U.S. diplomat seeks to salvage N.Korea deal by trip
NEW YORK (Reuters) - U.S. diplomat Chris Hill will try to re-engage North Korea on how to verify its nuclear claims and rescue a crumbling disarmament-for-aid deal in Pyongyang this week, U.S. officials said on Monday.
Hill's trip to Pyongyang on Wednesday on the invitation of the North Koreans is a concerted effort by the Bush administration in its waning months to revive a six-nation deal after Pyongyang reversed its promises and said it would restart its Soviet-era Yongbyon nuclear plant.
"This is a last-ditch effort to get things on track," said a senior U.S. official who spoke on condition of anonymity.
Hill, the assistant secretary of state for East Asian and Pacific affairs and the lead U.S. negotiator with North Korea, is to leave New York on Monday for Seoul, South Korea, from where he will cross into the North on Wednesday for talks.
Last Wednesday, the International Atomic Energy Agency said the North was expelling U.N. monitors from the Yongbyon nuclear plant and planned to start reactivating it.
The North, which conducted a nuclear test in October 2006, is believed to have produced enough plutonium at Yongbyon to make at least eight or nine nuclear weapons.
The United States and North Korea are at loggerheads over a so-called verification mechanism for a declaration Pyongyang made about its plutonium-based nuclear program this summer.
"The North Koreans invited Chris Hill to come and so we hope that there is some effort to address the verification protocol because that is what we need," Secretary of State Condoleezza Rice told reporters in her New York hotel.
TOO INTRUSIVE?
The North has balked over U.S. demands about the mechanism, fearing it to be too intrusive. Washington countered by making clear it would only remove Pyongyang from its list of state sponsors of terrorism once the North agreed to a "robust" mechanism.
"We encourage the North very strongly to submit that verification regime so that we can move forward on the other aspects, positive aspects of the six-party framework," said State Department spokesman Robert Wood in Washington.
In recent weeks, the North Koreans have not been responsive to U.S. requests to negotiate and the senior official said Hill was going to Pyongyang to try to establish exactly what problems the North had with the verification mechanism and to re-engage them on the issue.
"We have not been engaged with them recently over this. Instead they have started unraveling the deal," he said.
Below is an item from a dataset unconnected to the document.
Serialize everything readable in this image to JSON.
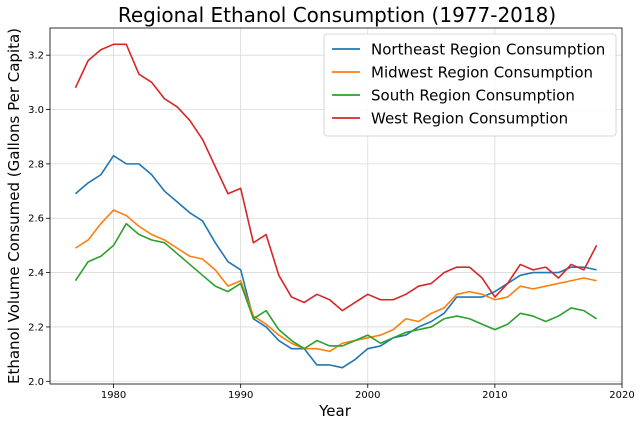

After the North Korea meeting, Hill plans to travel to China and Japan to report on his meetings.
China, Japan, Russia, the United States and South Korea are involved in the disarmament talks with North Korea.
Rice said she believed all the parties involved in the process -- except for North Korea -- agreed with the mechanism being proposed.
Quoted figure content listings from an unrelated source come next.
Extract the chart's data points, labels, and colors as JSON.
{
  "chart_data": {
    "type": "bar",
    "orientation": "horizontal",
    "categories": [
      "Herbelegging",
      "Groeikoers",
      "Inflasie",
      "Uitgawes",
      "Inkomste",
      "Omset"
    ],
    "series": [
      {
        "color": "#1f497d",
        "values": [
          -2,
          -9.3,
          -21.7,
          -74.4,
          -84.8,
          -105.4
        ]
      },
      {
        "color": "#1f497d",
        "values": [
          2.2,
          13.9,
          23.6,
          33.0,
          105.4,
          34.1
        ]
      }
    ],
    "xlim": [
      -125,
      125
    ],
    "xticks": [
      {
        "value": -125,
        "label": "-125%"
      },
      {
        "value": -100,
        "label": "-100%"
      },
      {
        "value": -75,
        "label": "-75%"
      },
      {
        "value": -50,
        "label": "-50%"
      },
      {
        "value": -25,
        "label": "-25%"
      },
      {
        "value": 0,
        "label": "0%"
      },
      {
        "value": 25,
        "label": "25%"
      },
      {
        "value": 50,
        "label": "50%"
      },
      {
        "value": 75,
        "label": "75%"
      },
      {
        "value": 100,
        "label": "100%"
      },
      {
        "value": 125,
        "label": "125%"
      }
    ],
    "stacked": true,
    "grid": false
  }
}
"We will look to see what they have to say," she said.
In recent weeks, the North has taken a harder line, actions that U.S. officials say coincide with reports that its leader, Kim Jong-il, had a stroke.
While North Korea's domestic politics and the leader's health are seen as a factor in six-party negotiations, there is also strong pressure from hardliners within the Bush administration to demand a robust verification mechanism that requires access to sites and documents.
"Before the deal falls apart, Ms. Rice must wrestle the policy back from the hardliners and come up with a more realistic verification plan," said a New York Times editorial on Monday.
State Department spokesman Robert Wood rejected that the verification demands were too stringent. "This is not onerous. It's not unusual, in terms of trying to verify activities that may have taken place."